The South African union leading a walkout by 220,000 metalworkers will take a new wage proposal from employers to its members, the Labor Ministry said.
“There is a new offer,” Mokgadi Pela, a spokesman for the Labor Ministry, said in a phone interview today. “We are encouraged by the attitude of both parties.”
The National Union of Metalworkers of South Africa’s executive committee will meet later today following ministry mediation, said Castro Ngobese, a spokesman for Numsa. In the meantime, the strike continues, he said.
The walkout, which started on July 1, is costing businesses about 300 million rand ($28 million) a day, according to the employers’ lobby, the Steel and Engineering Industries Federation of Southern Africa. Stoppages are affecting as many as 12,000 companies, and production has been hurt at carmakers including General Motors Co. (GM) and Bayerische Motoren Werke AG.

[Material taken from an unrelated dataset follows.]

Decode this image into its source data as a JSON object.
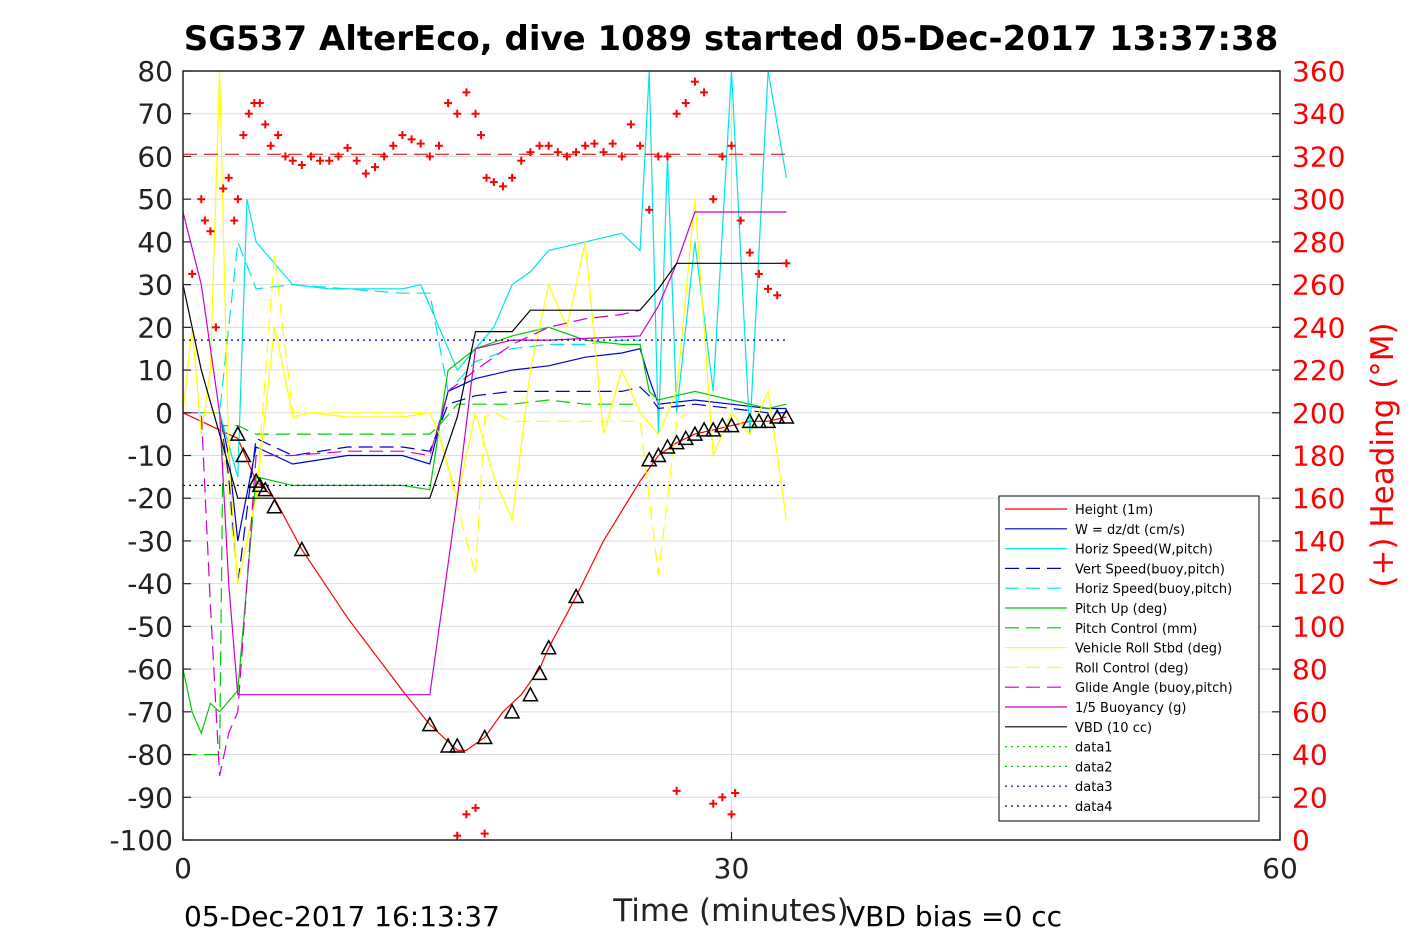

“We remain committed to resolving the current strike in the metals and engineering sector and we will continue to engage all parties concerned in order to bring the strike to an end,” Seifsa spokeswoman Ollie Madlala said in an e-mailed response to questions. She declined to comment further.

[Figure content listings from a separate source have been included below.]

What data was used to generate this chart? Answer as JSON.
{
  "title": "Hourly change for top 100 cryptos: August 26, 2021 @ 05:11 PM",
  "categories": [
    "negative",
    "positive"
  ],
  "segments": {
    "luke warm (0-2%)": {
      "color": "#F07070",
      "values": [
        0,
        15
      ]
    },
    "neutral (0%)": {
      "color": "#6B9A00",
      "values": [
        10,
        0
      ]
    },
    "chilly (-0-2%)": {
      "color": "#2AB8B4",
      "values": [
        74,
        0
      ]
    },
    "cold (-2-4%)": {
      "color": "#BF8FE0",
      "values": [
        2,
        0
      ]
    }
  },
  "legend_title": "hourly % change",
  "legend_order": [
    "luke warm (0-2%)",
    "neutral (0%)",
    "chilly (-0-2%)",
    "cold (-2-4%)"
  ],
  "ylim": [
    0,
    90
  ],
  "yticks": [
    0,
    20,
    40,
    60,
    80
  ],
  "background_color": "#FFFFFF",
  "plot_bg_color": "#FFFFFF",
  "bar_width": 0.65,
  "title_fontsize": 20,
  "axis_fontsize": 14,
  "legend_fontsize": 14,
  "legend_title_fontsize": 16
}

Last week, the union rejected an offer from Seifsa that included a 10 percent pay increase for the lowest-paid workers. Numsa is asking for 12 percent. South Africa’s annual inflation rate was 6.6 percent in May.

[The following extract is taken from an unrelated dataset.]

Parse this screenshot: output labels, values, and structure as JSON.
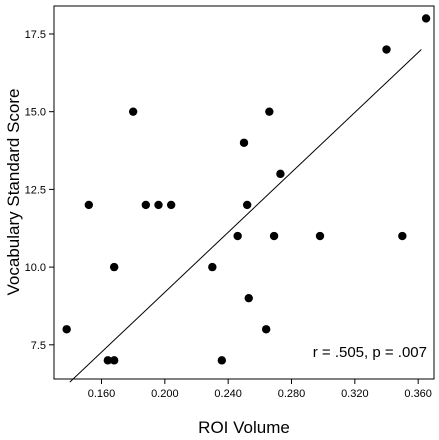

Police said they arrested 53 Numsa members yesterday following attacks on trucks and offices east of Johannesburg.
“We have condemned violence,” Numsa’s Ngobese said. “The union will take actions against any member found contravening the law.”
The effect of the strike on investor sentiment will be much worse than the impact on gross domestic product, Thabi Leoka, an economist at Renaissance BJM Securities, said by phone from Johannesburg.
“South Africa could potentially become a risky country, an unpredictable country,” Leoka said. “We risk investment going to other places instead of South Africa.”
The rand weakened 0.2 percent to 10.7057 per dollar by 3:17 p.m. in Johannesburg.